Sun TV News network is drawing about 12,000 viewers an hour, about the same as BNN, but way behind CTV (40,000) and CBC (70,000). While Sun is trying to position this as better than they expected they would be at this time, it still isn’t very good. True, it isn’t offered by all providers, but on the other hand Quebecor is providing it free in Toronto, skewing the numbers a bit more. The big test will be to see how many people are willing to pay for it when it is available across the country. Given the dire straits of Sun newspapers, it will be a tough challenge to try to market that style of news on an all news cable channel.
The Canadian Association of Broadcasters, long a lobby group for commercial television, is shifting its focus from advocacy and regulatory affairs to copyright. CAB was considering disbanding (members probably wondered what they got for their fees and in the climate of declining ad rates, probably don’t want to put more money into their trade association, particularly when they’re all competitors. Now, if we could just get a copyright law out of Ottawa.
J-Source, January 14 2011
Not as much attention is being paid to how Pierre Karl Peladeau plans to organize and finance his conservative all news tv network: he wants CRTC to classify it Category 1, so that it is mandatory in every cable package. With content that will reflect that of Sun newspapers, which consumers are rejecting in droves, this new beast would never take off unless it was heavily subsidized by we, the hapless cable subscribers. How about this CRTC: scrap all categories, and let subscribers subscribe only to those channels they want. You want the 500 channel universe, you got it. However, the reality is that most TV viewers watch six to eight channels regularly, and this would kill a lot of overspecialized tv channels. On the other hand, would anyone seriously miss Fisshing TV?

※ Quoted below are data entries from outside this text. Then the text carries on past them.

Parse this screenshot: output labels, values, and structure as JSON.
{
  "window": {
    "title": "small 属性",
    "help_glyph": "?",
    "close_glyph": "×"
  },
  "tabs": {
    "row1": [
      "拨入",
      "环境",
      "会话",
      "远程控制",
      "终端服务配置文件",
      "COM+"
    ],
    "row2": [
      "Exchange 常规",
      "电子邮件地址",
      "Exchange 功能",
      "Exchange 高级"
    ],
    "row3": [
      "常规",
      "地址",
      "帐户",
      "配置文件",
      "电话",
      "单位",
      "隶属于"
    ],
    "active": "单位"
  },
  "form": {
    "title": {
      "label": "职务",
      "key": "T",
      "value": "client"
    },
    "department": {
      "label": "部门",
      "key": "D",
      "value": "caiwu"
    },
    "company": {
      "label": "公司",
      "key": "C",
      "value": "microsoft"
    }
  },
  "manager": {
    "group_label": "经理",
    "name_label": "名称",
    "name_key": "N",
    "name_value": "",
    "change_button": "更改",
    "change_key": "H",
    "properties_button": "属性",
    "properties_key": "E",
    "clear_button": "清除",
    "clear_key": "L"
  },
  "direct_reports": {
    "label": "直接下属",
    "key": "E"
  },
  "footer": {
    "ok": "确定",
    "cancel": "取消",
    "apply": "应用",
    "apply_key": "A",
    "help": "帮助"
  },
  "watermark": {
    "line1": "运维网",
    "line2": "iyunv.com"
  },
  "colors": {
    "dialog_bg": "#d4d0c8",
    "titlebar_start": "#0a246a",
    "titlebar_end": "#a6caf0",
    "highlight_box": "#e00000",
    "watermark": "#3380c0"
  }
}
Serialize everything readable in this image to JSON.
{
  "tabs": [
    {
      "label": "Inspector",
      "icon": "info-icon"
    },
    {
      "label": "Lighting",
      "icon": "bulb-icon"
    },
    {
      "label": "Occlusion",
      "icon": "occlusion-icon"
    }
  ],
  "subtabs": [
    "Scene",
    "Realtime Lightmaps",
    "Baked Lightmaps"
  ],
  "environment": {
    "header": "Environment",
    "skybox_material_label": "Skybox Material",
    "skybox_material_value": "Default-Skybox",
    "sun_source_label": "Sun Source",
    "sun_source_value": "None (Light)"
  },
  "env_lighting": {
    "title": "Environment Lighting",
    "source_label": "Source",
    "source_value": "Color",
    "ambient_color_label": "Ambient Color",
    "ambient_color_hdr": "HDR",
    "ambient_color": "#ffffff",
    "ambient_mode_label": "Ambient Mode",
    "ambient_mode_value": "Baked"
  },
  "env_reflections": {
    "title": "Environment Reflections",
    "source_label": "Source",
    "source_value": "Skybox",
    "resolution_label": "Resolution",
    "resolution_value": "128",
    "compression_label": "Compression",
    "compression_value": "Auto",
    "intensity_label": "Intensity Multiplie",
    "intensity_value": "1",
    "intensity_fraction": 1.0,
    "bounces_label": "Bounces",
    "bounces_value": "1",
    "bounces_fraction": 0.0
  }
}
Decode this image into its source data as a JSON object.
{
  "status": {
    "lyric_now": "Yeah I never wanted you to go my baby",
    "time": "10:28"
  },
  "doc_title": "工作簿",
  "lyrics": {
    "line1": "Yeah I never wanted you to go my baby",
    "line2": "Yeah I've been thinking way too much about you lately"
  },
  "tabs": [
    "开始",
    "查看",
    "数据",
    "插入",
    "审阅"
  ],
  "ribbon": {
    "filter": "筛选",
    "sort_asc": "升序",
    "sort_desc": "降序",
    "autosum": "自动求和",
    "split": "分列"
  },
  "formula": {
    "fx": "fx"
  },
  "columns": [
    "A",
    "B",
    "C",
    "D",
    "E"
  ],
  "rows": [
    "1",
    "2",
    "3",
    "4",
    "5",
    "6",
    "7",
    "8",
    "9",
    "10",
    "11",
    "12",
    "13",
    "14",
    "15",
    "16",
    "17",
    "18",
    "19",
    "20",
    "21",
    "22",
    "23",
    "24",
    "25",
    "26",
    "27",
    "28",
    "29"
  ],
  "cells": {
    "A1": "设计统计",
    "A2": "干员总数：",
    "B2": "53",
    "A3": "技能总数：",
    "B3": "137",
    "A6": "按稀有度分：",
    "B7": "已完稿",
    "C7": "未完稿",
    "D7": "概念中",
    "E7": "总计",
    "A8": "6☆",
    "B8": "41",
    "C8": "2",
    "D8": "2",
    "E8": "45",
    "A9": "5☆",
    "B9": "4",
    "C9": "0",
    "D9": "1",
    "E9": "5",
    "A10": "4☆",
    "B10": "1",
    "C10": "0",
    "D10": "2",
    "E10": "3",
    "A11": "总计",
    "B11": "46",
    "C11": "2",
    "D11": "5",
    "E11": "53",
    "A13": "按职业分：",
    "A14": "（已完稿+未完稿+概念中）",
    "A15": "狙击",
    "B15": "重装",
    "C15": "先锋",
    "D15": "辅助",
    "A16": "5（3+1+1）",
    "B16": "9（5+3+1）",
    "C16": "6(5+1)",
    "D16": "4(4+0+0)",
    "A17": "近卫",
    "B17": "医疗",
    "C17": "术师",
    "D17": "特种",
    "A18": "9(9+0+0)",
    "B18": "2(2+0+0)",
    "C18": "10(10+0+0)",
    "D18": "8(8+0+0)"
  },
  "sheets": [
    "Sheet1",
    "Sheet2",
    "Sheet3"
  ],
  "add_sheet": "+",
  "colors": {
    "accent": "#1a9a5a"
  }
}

Financial Post, June 16 2010
AJE has reached agreement with BCE, Rogers and Videotron to be carried on their cable/satellite operations (AJE has already received CRTC permission to broadcast in Canada). This is good news: another news medium and one that is distinctly more international than The parochial and understaffed North American networks, cable or otherwise. AJE is not to be confused with AJA, Al Jazeera Arabic, which has been charged with anti-Semitism and support for Al Quaeda. It’s worth a look, but I’m sure Canada’s Jewish community will be scrutinizing it very carefully for the kind of biases its sister channel takes.
Report on Business, May 5 2010
… then you’ll enjoy a collection of rants. This from deadspin.com. Topic: NBC’s coverage of the Olympics, particularly what it chooses to broadcast live, and how much tape delay there is. Interesting; I thought NBC poured millions into research of coverage of the Beijing Olympics to figure out who to deliver what content on what platform, but they still seem to be stuck in traditonal TV broadcast mode: we’ll show the best story in primetime, and who cares what the results are, as long as we’ve got a heartwarming story to tell.
Deadspin, Feb. 17 2010
CITY TV has five stations, all of which except Toronto are losing their noon, five p.m., six p.m. and 11 p.m. newscasts, essentially leaving the morning show to do local news. And Rogers has the gall to state “We strongly believe in local television and we’re strongly committed to local television.” Oh yeah? Then why are you cutting local content? Some practitioners are so focused on staying on message they forget that the message doesn’t make sense. 60 jobs will be lost in all.
Globe and Mail, January 20 2010
Staff at Victoria’s CHEK TV have put up $500,000, including $22,000 from Communications, Energy and Paperworkers Union, to keep the station afloat for the next three years. Unfortunately, they’re only at 25 per cent of the budget they need to carry out their plan, and they’re looking for business support in Victoria. Here’s hoping they’re successful; if not, it’s literally lights out by the end of August.
Victoria Times Colonist, August 12 2009
As per the budget, the CRTC upped funding for local television to $102 million. More importantly, it called for public proceedings into the future of conventional broadcasting starting in the fall. That might be more meaningful in the long term, as the CRTC is upping funding and granting one-year licenses to tide the nets over the short term.
CTV, July 6 1009
The Globe reports today that the feds are considering a $150 million fund for news for small TV stations. Considering that both CTV and Global have put up their secondary string of A and E channels, this might be good news for them, allowing them to either find a buyer or get them off the chopping block. Sill no new money for CBC though.
Globe and Mail, April 8 2009
There’s so much bad business news about Canadian and other media I’m just going to do a brief roundup:
- Canadian magazine sales down all around, except for something called Hello!
- Canadian tv nets profit falls from $113 million to $8 million (and they want to charge cable fees to recover)
- Globe and Mail laid off a bunch of people
- And the capper: the free Toronto giveaway/transit paper Metro fired all its professional and replaced them with J-school internes. Nothing personal internes, but you’re not real reporters.